Sementara itu di mata mahasiswa sendiri, DPM U dinilai belum terbuka dalam menyampaikan arus dana yang mulanya berasal dari mahasiswa. Akhirnya mahasiswa pun kurang mengetahui penggunaan dana tersebut. Permasalahan ini diamini Irfan Prabowo, mahasiswa Ilmu Komunikasi 2010. Menurutnya, DPM U belum transparan dalam menyampaikan penggunaan dana kemahasiswaan. Pendapat Irfan sendiri transparansi terkait dana kemahasiswaan merupakan hal yang penting untuk diketahui mahasiswa. Begitu pula Acintia Anggiasti, mahasiswi Teknik Industri 2009, ia menyatakan bahwa dirinya belum mengetahui ke mana dana mahasiswa untuk lembaga digunakan. Acintia menyarankan agar DPM U dapat menyampaikan pemakaian dana yang mereka pakai selama ini melalui media seperti buletin.

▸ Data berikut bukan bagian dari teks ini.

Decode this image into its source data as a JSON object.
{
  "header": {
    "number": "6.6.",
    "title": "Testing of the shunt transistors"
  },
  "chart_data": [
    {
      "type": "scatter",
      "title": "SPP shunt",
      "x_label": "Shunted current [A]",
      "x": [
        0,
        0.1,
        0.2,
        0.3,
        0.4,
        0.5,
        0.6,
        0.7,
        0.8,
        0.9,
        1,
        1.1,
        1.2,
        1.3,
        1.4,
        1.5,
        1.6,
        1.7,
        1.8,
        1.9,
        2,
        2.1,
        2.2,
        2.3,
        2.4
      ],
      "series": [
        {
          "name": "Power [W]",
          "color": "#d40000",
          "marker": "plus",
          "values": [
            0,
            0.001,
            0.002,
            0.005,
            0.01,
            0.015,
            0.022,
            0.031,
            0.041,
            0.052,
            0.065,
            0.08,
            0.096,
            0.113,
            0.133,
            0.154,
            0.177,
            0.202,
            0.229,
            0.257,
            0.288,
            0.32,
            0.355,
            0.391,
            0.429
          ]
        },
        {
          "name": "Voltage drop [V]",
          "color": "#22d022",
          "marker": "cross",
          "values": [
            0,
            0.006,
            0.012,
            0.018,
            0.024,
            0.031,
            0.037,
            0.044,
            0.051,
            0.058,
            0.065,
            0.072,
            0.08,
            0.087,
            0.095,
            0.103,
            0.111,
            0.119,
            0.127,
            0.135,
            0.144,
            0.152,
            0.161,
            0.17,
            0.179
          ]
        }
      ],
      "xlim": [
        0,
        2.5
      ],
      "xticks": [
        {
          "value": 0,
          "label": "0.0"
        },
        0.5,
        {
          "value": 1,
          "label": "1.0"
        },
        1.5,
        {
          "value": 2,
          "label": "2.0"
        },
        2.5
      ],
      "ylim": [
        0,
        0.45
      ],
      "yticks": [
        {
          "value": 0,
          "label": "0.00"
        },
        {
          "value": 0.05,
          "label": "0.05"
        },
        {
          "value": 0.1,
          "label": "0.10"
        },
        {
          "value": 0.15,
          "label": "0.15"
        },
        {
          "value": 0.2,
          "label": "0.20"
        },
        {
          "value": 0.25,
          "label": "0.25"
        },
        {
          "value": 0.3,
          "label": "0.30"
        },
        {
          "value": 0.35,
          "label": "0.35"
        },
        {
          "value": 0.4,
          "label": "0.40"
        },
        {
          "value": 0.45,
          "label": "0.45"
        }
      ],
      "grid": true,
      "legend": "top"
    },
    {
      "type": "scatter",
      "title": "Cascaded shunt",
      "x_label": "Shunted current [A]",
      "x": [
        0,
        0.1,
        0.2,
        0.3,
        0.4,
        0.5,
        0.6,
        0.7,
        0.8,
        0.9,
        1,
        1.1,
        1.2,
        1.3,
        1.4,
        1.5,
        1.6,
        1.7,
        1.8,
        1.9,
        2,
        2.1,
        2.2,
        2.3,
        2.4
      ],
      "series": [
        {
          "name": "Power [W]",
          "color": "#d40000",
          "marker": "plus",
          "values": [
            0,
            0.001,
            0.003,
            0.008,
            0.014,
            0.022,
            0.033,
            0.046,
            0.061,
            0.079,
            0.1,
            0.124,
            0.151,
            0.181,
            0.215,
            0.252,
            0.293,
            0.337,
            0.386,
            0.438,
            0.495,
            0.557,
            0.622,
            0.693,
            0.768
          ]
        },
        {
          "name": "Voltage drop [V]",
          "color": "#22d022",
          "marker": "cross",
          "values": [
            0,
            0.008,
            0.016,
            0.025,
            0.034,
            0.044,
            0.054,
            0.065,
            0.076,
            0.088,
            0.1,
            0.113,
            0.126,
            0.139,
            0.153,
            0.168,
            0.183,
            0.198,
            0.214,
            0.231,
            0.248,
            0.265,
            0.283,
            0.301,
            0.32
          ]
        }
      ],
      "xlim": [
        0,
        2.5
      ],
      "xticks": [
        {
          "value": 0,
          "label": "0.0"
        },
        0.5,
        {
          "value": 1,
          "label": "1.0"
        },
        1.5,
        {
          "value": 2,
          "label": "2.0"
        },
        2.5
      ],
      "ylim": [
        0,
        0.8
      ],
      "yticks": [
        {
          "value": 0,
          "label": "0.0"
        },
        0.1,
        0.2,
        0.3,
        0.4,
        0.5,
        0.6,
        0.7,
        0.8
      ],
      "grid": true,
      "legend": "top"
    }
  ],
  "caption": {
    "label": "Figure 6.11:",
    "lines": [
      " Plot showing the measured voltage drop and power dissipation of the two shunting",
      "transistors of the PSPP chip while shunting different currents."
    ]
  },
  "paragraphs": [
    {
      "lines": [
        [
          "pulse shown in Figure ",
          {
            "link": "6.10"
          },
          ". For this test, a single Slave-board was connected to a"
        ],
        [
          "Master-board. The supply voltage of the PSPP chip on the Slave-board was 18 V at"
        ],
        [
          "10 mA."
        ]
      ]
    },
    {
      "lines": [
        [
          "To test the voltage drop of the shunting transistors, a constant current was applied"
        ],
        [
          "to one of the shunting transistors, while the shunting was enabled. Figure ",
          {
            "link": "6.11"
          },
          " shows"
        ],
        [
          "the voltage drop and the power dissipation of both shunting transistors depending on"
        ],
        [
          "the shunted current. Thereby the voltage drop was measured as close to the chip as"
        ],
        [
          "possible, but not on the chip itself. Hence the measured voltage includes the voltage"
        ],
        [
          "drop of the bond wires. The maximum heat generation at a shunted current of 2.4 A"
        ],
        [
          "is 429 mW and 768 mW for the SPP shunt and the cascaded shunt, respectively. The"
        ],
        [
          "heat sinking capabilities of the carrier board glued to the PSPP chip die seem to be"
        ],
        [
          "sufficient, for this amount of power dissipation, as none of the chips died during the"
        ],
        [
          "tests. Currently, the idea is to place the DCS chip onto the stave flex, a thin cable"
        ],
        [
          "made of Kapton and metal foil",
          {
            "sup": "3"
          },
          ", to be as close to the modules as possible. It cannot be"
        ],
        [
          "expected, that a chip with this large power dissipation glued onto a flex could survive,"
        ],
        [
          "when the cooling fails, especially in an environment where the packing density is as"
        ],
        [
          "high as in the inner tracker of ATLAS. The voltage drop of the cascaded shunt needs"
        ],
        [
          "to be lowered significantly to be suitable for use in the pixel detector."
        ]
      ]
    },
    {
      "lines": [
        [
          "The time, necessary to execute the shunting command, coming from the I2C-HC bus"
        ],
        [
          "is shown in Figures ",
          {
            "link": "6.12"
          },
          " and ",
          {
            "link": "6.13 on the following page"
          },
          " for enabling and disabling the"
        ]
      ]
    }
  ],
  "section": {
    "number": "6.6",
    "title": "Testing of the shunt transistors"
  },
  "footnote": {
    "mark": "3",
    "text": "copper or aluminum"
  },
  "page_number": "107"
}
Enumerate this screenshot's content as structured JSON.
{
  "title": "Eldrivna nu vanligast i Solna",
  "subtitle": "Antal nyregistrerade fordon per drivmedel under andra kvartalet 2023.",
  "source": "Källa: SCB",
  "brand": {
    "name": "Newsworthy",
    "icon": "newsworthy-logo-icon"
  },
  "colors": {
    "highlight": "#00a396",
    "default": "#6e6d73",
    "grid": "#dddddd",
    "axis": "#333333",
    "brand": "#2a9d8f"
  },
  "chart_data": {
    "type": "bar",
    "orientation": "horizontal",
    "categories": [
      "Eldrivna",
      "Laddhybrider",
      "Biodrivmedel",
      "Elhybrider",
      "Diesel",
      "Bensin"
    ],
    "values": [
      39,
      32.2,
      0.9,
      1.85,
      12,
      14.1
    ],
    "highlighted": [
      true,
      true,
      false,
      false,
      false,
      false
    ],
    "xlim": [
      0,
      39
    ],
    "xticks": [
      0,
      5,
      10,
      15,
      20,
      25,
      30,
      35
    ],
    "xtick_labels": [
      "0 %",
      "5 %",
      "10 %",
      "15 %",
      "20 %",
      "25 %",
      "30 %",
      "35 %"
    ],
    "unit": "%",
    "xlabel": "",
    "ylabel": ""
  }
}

DPM U sebenarnya berkewajiban melaporkan kinerja berikut penggunaan dana mereka dalam laporan pertanggungjawaban (LPJ). LPJ tersebut kemudian akan dilaporkan atau dipublikasikan kepada mahasiswa umum. Pelaporan tersebut disebut hearing, yang diadakan selama tiga bulan sekali. LPJ yang disampaikan pada hearing tentunya juga menyangkut hasil kinerja beserta apa saja yang sudah dilakukan oleh lembaga. Namun yang terjadi di lapangan, LPJ dari DPM U sendiri belum dapat menjadi contoh bagi lembaga lainnya, seperti yang dituturkan oleh Alan Farabi Nasution, Ketua MAPALA UNISI. Menurutnya, LPJ DPM U harus dapat menjadi contoh bagi lembaga di bawahnya. “Ya harusnya jadi suri tauladan dong. Yang punya acuan kan harusnya dari mereka malah kenyataannya terbalik, LPJ-nya malah kelihatan sembarangan,” tutur Alan.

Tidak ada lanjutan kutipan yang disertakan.